- Born: 5 March 1951 (age 75) Sri Lanka
- Education: Nalanda College, Colombo
- Employer(s): University of Sri Jayewardenepura State Pharmaceuticals Corporation of Sri Lanka
- Known for: Chairman of National Medicines Regulatory Authority, former Chairman Sri Jayawardenepura General Hospital

= S. D. Jayaratne =

Shanthilal Devapriya Jayaratne was a professor of medicine at University of Sri Jayewardenepura and was Chairman of State Pharmaceuticals Corporation of Sri Lanka (SPC) and State Pharmaceuticals Manufacturing Corporation (SPMC). Jayaratne is the chairman of National Medicines Regulatory Authority, and former chairman of Sri Jayawardenepura General Hospital.

==Early life==

Jayaratne was born in 1951 and educated at Nalanda College, Colombo.

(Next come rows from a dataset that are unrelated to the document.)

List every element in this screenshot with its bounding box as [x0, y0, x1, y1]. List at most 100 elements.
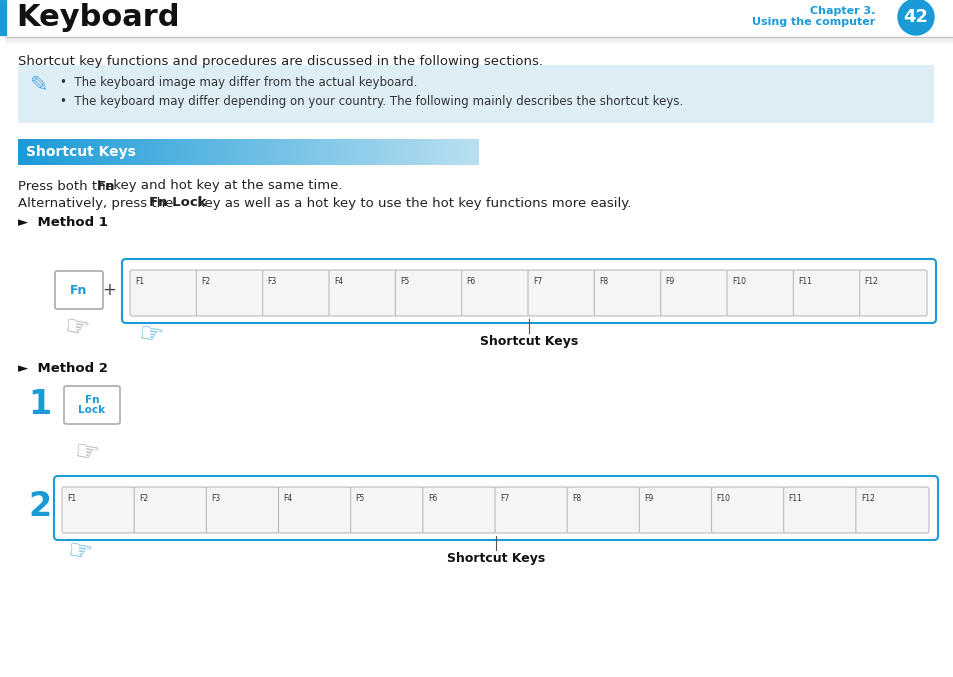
FancyBboxPatch shape — [726, 270, 794, 316]
Bar — [214, 139, 216, 165]
Text: F4: F4 — [334, 277, 343, 286]
FancyBboxPatch shape — [329, 270, 395, 316]
Bar — [440, 139, 443, 165]
Bar — [467, 139, 469, 165]
Bar — [363, 139, 365, 165]
Bar — [389, 139, 391, 165]
Bar — [367, 139, 369, 165]
Text: F5: F5 — [355, 494, 365, 503]
Bar — [311, 139, 313, 165]
FancyBboxPatch shape — [782, 487, 856, 533]
Bar — [119, 139, 121, 165]
Bar — [74, 139, 76, 165]
Bar — [312, 139, 314, 165]
Bar — [142, 139, 144, 165]
Text: ►  Method 1: ► Method 1 — [18, 215, 108, 229]
Bar — [359, 139, 361, 165]
FancyBboxPatch shape — [527, 270, 595, 316]
Bar — [110, 139, 112, 165]
Text: ✎: ✎ — [30, 75, 49, 95]
Bar — [269, 139, 272, 165]
Bar — [280, 139, 282, 165]
Text: ☞: ☞ — [65, 536, 94, 568]
Bar — [230, 139, 232, 165]
Bar — [346, 139, 348, 165]
Bar — [164, 139, 166, 165]
Bar — [293, 139, 294, 165]
Bar — [301, 139, 303, 165]
Bar — [202, 139, 204, 165]
Text: 42: 42 — [902, 8, 927, 26]
Bar — [460, 139, 462, 165]
Bar — [281, 139, 283, 165]
Bar — [162, 139, 164, 165]
Bar — [26, 139, 28, 165]
Bar — [295, 139, 297, 165]
Text: F7: F7 — [499, 494, 509, 503]
Bar — [447, 139, 449, 165]
Text: F11: F11 — [788, 494, 801, 503]
Bar — [36, 139, 38, 165]
Bar — [89, 139, 91, 165]
Bar — [97, 139, 100, 165]
FancyBboxPatch shape — [422, 487, 496, 533]
Bar — [168, 139, 171, 165]
Bar — [86, 139, 88, 165]
Bar — [238, 139, 240, 165]
Text: F12: F12 — [863, 277, 878, 286]
Bar — [410, 139, 412, 165]
Bar — [415, 139, 416, 165]
Bar — [197, 139, 199, 165]
Circle shape — [897, 0, 933, 35]
Bar — [437, 139, 439, 165]
Text: F5: F5 — [400, 277, 409, 286]
Bar — [294, 139, 295, 165]
Bar — [180, 139, 182, 165]
Bar — [134, 139, 136, 165]
Bar — [183, 139, 186, 165]
Bar — [421, 139, 423, 165]
Bar — [288, 139, 290, 165]
Bar — [354, 139, 355, 165]
Bar — [145, 139, 147, 165]
FancyBboxPatch shape — [196, 270, 263, 316]
Bar — [228, 139, 230, 165]
Bar — [188, 139, 190, 165]
Bar — [207, 139, 209, 165]
Bar — [96, 139, 98, 165]
Bar — [125, 139, 128, 165]
Bar — [414, 139, 416, 165]
Bar — [24, 139, 26, 165]
Bar — [316, 139, 318, 165]
Bar — [455, 139, 456, 165]
FancyBboxPatch shape — [130, 270, 197, 316]
Bar — [185, 139, 187, 165]
Bar — [318, 139, 320, 165]
Bar — [152, 139, 153, 165]
Bar — [387, 139, 389, 165]
Bar — [165, 139, 167, 165]
Bar — [82, 139, 85, 165]
Bar — [117, 139, 119, 165]
Bar — [237, 139, 239, 165]
Bar — [116, 139, 118, 165]
Bar — [67, 139, 69, 165]
Bar — [260, 139, 262, 165]
Bar — [468, 139, 471, 165]
Bar — [56, 139, 58, 165]
Bar — [152, 139, 154, 165]
Text: F3: F3 — [268, 277, 276, 286]
Bar — [278, 139, 280, 165]
Bar — [58, 139, 60, 165]
Bar — [172, 139, 173, 165]
Bar — [306, 139, 308, 165]
Bar — [35, 139, 37, 165]
Bar — [211, 139, 213, 165]
Bar — [271, 139, 273, 165]
Bar — [225, 139, 227, 165]
Bar — [285, 139, 287, 165]
Bar — [263, 139, 265, 165]
Bar — [150, 139, 152, 165]
FancyBboxPatch shape — [55, 271, 103, 309]
Bar — [71, 139, 72, 165]
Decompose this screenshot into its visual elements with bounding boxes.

After passing the GCE Advanced Level in Sri Lanka in science stream he entered medical faculty of the University of Colombo and graduated as a Medical Doctor with a Bachelor of Medicine, Bachelor of Surgery.

==Career==

After completing his internship at the then General Hospital Colombo (currently National Hospital of Sri Lanka), he was appointed to Kurunegala Hospital. At a later stage he was attached to Panadura Hospital too. Later for postgraduate higher education studies, Jayaratne went to United Kingdom and after completion and upon arrival back to Sri Lanka joined North Colombo Medical College Hospital and worked as a specialist doctor in Ragama Hospital. Later when University of Sri Jayewardenepura opened its Faculty of Medical Sciences, he joined it as a senior lecturer while doing clinical work at the Kalubowila Hospital. He has been a chairman of board of study in medicine of the Post graduate Institute of Medicine, University of Colombo, and later as chairperson of the board of management of the same institute. In its jubilee year in 2017 of the Ceylon College of Physicians, he was the president of the college. From 2019 he has been appointed as Chairman of the Sri Jayewardenepura Hospital and Postgraduate Centre as its chairman.